US v St. Joseph Hospital
St. Joseph Hospital has finally admitted the investigation into their business relationship with MidAtlantic Cardiovascular Associates. Not only did they now admit the investigation they agreed to settle a suit by the fed in relation to it. Several administrators had already lost their jobs over the relationship and another suit is in the works by Cardiac Surgery Associates against the above two entities to keep them out of the hospital. The details of the settlement will not become public for several months.
DeCarlo v Mt. Sinai
Ms. DeCarlo, a Catholic nurse at Mt. Sinai Hospital in New York was forced to participate in an abortion which is against her religion. She was apparently told that if she did not participate in the abortion of a 22 week fetus it would be insubordination and patient abandonment. She had told the hospital in her initial interview and later in writing of her objections to abortions. There were other nurses available to work the case but the supervisor apparently refused to call them. The abortion was a Category II, one that needs to be done within six hours not an emergency.

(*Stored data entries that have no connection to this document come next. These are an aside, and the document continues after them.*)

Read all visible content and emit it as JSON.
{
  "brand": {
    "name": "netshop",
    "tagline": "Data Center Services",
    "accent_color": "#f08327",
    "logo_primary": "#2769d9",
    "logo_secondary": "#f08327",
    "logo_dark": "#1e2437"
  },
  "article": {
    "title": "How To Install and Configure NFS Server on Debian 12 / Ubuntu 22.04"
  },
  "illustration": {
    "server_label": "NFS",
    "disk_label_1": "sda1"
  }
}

California v Tustin Care Ctr.
The nursing home was fined $50,000 for not doing an eating ability assessment on a patient. The patient died and the autopsy revealed the esophagus completely blocked. Top
Northwest Hosp v Ark. Gazette
The hospital sued the paper to enjoin it from running an ad by a local law firm for patients of a physician at the hospital and accusing the hospital of negligent credentialing. The paper is in the same county as the trial will be held potentially contaminating the jury pool. The paper originally was not going to run the ad but a slight change was made and they ran the ad for five days. This is the end of the case where the physician had already settled out and the attorneys are looking for a little more money. The name fits.
Florida v Rodriguez
Ruben Rodriguez has been accused of buying medical records from a Jackson Memorial ultrasound tech, Rebecca Garcia for $1000 a month. Rodriguez then contacted the yet to be named attorney in the hopes of representing the people. Rodriguez would then be paid by the shyster a percentage of of the settlements. Top
DISCLAIMER: Although this article is updated periodically, it reflects the author's point of view at the time of publication. Nothing in this article constitutes legal advice. Readers should consult with their own legal counsel before acting on any of the information presented.